The recital is divided between opera and recital. The
Purcell is, to my ears, too slow but Danco spins an exquisite line,
completely at ease with the tempo. If elegance was the hallmark of her
Purcell, and the later Mozart items, she is all fire and drama in the
excerpt from Alceste: a commanding performance. In the Verdi
I can only concur with Alan Blyth’s reference to "sovereign phrasing".
He notes an absence of Italianate warmth and I bow to his huge experience
though I must say I still found Danco very convincing here.
In the three excerpts from nineteenth century French
opera Danco is very much on "home turf" and it shows. She
is a deeply affecting Manon and sings Michaela’s aria with a mixture
of ardour and pathos. All I will say about the excerpt from Louise
is that she sings it ravishingly.
I had not previously associated Suzanne Danco with
lieder but I enjoyed her Strauss group very much. She floats the line
of ‘Morgen’ exquisitely and sings ‘Standchen’ with an infectious charm
and gaiety. ‘Zueignung’ is built to an ecstatic climax and as for ‘Freundliche
Vision’, the simple eloquence of the performance made me replay the
The concluding Debussy songs are, quite simply, hors
concours. Danco is completely at home with the idiom and the language.
Debussy’s elusive and atmospheric songs are here conveyed with complete
conviction and understanding and with a wonderful variety of tonal colouring.
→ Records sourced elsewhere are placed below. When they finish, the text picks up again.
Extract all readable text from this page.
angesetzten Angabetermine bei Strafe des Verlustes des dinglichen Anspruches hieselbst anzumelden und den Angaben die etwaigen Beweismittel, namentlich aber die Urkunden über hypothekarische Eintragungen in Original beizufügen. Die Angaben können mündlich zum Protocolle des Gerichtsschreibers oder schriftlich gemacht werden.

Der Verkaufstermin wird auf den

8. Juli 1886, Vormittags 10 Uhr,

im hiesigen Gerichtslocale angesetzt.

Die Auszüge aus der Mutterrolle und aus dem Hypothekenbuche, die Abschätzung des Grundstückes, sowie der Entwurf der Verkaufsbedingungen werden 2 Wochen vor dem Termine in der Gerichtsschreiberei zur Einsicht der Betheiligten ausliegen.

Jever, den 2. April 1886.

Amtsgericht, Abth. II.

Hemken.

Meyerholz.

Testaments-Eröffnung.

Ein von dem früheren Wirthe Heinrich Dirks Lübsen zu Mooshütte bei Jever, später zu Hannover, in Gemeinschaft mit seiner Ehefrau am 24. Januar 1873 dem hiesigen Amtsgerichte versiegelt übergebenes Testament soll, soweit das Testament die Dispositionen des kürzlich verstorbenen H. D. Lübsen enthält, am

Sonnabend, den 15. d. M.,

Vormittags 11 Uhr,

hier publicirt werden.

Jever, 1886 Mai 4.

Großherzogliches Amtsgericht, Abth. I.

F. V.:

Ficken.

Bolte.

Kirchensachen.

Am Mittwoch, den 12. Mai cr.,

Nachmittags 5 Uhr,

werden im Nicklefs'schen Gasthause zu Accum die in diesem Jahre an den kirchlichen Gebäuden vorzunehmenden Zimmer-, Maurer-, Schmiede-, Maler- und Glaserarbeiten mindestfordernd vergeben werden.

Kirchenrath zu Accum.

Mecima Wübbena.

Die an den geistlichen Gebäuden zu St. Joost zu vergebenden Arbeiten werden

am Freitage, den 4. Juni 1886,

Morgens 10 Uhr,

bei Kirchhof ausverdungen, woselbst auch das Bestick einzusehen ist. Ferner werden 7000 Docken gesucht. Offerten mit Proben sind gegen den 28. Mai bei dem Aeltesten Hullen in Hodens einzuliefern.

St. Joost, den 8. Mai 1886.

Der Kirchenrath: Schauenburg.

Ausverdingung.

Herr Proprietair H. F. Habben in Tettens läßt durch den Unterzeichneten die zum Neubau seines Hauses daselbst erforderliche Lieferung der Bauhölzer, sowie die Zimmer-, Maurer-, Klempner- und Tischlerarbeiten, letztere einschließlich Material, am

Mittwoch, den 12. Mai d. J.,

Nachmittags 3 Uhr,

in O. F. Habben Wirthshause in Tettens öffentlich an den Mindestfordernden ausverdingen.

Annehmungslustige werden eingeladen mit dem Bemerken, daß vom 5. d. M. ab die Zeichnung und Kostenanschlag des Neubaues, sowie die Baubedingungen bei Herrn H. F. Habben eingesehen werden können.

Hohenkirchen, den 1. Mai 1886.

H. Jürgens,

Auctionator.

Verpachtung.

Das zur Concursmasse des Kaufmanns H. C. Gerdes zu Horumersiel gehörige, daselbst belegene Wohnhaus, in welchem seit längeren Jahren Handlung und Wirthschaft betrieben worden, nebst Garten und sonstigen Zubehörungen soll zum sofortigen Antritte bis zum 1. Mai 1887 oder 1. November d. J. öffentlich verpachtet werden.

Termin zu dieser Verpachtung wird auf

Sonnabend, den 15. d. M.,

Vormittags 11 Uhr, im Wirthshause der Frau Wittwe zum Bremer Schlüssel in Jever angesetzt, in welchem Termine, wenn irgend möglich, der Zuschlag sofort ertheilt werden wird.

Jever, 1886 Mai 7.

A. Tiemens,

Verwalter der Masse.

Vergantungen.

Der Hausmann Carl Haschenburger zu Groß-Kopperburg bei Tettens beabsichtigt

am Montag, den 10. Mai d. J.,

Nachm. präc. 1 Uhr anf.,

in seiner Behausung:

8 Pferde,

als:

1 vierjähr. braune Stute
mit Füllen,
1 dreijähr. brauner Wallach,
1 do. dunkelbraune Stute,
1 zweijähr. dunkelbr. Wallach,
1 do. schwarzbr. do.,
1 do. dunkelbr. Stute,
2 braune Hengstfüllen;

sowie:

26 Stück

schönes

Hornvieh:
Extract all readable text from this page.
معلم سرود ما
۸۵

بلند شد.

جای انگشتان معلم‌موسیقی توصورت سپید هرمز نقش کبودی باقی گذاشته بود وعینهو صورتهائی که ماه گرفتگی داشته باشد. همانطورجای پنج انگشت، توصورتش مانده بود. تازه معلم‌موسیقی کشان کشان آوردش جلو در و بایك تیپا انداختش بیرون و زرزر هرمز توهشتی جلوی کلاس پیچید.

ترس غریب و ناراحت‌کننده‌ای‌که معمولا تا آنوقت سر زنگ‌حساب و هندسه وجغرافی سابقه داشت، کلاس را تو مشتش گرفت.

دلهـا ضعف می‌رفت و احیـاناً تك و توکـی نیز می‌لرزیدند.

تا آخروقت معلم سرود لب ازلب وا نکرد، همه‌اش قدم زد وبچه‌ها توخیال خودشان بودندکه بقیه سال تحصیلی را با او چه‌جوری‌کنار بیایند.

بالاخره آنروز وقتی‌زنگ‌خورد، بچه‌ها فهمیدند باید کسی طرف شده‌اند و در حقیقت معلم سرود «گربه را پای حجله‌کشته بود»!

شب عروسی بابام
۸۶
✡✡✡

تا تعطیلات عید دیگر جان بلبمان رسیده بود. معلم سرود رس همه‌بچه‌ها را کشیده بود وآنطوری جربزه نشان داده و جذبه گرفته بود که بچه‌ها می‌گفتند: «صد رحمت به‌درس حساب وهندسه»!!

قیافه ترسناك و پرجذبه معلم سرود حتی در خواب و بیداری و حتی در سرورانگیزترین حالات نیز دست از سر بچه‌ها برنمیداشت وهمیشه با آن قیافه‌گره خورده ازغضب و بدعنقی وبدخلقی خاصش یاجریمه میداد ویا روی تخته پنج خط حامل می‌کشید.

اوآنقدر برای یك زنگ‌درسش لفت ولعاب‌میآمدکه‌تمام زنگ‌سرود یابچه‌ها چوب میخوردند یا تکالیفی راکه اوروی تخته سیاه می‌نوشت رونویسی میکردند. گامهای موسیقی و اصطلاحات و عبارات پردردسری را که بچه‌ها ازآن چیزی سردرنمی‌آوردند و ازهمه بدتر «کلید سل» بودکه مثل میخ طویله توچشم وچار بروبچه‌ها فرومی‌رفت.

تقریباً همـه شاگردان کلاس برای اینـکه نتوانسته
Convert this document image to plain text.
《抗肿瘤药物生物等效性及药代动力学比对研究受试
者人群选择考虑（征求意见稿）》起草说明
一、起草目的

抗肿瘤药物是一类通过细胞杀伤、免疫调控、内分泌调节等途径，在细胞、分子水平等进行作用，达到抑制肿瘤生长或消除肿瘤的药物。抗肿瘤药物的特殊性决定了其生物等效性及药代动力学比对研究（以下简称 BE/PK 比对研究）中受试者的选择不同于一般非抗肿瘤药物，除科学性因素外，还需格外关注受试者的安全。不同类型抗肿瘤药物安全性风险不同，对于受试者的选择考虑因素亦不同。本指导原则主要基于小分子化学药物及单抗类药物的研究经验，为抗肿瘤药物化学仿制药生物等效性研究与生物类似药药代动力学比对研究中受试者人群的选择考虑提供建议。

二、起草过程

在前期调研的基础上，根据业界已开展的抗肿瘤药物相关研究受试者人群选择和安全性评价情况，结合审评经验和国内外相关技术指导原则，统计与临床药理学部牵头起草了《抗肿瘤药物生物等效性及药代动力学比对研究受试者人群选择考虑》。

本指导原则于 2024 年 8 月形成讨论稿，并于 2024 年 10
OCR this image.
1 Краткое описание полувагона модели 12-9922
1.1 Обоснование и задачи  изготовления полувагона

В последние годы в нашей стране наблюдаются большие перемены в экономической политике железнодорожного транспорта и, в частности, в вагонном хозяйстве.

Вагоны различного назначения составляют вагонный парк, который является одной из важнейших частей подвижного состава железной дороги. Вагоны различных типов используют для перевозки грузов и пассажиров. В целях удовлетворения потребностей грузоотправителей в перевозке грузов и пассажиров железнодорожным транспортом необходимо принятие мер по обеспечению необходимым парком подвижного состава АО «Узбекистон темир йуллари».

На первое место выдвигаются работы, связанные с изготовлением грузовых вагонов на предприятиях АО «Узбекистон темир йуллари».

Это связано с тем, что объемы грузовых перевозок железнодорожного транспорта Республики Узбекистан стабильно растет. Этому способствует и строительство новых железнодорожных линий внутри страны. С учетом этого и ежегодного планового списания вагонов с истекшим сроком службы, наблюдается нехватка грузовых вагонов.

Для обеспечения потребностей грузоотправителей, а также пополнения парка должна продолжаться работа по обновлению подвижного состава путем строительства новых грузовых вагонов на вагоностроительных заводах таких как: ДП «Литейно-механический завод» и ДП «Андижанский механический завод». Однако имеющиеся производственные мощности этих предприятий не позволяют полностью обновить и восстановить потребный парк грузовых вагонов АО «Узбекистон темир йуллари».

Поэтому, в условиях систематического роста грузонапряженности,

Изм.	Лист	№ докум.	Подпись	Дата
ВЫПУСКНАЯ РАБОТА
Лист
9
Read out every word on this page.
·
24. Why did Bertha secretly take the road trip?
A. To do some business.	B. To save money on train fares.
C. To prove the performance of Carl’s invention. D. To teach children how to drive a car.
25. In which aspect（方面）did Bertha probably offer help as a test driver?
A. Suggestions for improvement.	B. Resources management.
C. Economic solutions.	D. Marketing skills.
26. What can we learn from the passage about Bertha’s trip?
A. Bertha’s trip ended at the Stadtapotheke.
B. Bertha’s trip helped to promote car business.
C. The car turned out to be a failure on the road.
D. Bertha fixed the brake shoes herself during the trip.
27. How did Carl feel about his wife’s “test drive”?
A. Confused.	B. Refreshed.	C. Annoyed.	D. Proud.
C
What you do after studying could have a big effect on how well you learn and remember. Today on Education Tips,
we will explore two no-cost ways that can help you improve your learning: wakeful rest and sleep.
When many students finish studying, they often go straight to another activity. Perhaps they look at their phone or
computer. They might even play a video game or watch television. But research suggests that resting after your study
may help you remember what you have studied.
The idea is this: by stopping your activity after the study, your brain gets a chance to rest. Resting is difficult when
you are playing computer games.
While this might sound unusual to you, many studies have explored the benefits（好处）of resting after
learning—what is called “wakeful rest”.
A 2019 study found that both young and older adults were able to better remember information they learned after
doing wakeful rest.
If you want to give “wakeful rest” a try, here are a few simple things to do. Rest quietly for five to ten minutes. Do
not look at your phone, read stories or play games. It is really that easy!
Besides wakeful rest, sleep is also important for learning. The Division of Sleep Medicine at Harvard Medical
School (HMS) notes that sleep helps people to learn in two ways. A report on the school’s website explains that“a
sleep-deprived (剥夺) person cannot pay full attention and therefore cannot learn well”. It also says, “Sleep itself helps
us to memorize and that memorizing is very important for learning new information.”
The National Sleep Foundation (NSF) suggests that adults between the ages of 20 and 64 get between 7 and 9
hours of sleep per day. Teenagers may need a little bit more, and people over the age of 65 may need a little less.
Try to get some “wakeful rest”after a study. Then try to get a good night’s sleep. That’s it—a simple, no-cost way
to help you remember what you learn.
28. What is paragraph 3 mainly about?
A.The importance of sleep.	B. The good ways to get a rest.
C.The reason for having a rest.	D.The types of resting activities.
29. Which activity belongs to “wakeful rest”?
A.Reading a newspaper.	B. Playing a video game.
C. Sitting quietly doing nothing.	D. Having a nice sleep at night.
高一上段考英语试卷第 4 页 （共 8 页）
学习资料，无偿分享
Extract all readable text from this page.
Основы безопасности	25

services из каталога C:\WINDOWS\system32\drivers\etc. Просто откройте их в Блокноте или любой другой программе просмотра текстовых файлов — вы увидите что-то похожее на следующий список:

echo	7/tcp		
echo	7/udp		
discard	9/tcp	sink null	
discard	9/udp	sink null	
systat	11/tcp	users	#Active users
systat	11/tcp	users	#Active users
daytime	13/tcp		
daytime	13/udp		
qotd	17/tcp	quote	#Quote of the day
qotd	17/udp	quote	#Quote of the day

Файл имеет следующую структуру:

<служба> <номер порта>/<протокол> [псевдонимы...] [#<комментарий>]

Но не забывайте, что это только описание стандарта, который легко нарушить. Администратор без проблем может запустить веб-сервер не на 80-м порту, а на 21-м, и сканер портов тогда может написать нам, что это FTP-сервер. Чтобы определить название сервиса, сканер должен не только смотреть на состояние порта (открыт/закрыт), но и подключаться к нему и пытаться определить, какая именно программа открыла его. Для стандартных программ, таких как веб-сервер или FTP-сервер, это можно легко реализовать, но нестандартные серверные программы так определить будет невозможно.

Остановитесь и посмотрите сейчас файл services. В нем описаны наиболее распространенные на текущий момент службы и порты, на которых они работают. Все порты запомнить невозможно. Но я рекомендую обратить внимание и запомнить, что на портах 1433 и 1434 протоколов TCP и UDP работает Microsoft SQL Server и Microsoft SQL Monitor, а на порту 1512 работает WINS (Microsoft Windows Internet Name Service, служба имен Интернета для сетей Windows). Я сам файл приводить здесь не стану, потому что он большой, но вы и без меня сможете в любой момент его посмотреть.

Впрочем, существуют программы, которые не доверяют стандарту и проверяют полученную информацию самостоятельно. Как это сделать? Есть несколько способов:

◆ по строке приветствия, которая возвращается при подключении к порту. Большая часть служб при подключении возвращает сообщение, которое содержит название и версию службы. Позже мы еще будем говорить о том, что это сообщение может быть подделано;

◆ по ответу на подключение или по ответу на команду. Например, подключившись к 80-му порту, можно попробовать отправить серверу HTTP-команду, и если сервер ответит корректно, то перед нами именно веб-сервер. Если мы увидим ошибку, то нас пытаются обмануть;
A marvellous account. In these songs, as in those by Strauss, Guido
Agosti provides excellent support.
The recorded sound is variable. Throughout the voice
is to the fore, particularly in the items with orchestra. Interestingly
the sound differs significantly between the two Mozart items even though
they were products of the same session. The sound in Come scoglio
is harsher and with a great deal more hiss; Voi che sapete
is much easier on the ears. In all the orchestral items the sound of
the upper strings and oboes in particular tends to be acidic and thin;
I’m sure this is due to the limitations of the recording equipment of
the day and does not do proper justice to the tonal qualities of the
Swiss orchestra in particular. In the songs the piano sound is rather
clangy in the upper registers.
The presentation of the CDs in this series includes
the usual printed booklet which gives a full track listing. Alan Blyth’s
essay is also printed. However, if you want the text and translations
these are only accessible by using the disc as a CD ROM (the texts can
be printed off). The CD ROM also includes a gallery of interesting photographs
and what seems to be a far from complete discography. All this is fine
for those with PCs but what about collectors without that facility?
Since this series is designed to pay tribute to some of the century’s
finest singers I hope Decca will consider making texts and translations
available also in the traditional format.
Absolutely no reservations about the recorded performances,
however. Suzanne Danco was a wonderful singer and this CD gives us another
chance to admire her range and artistry.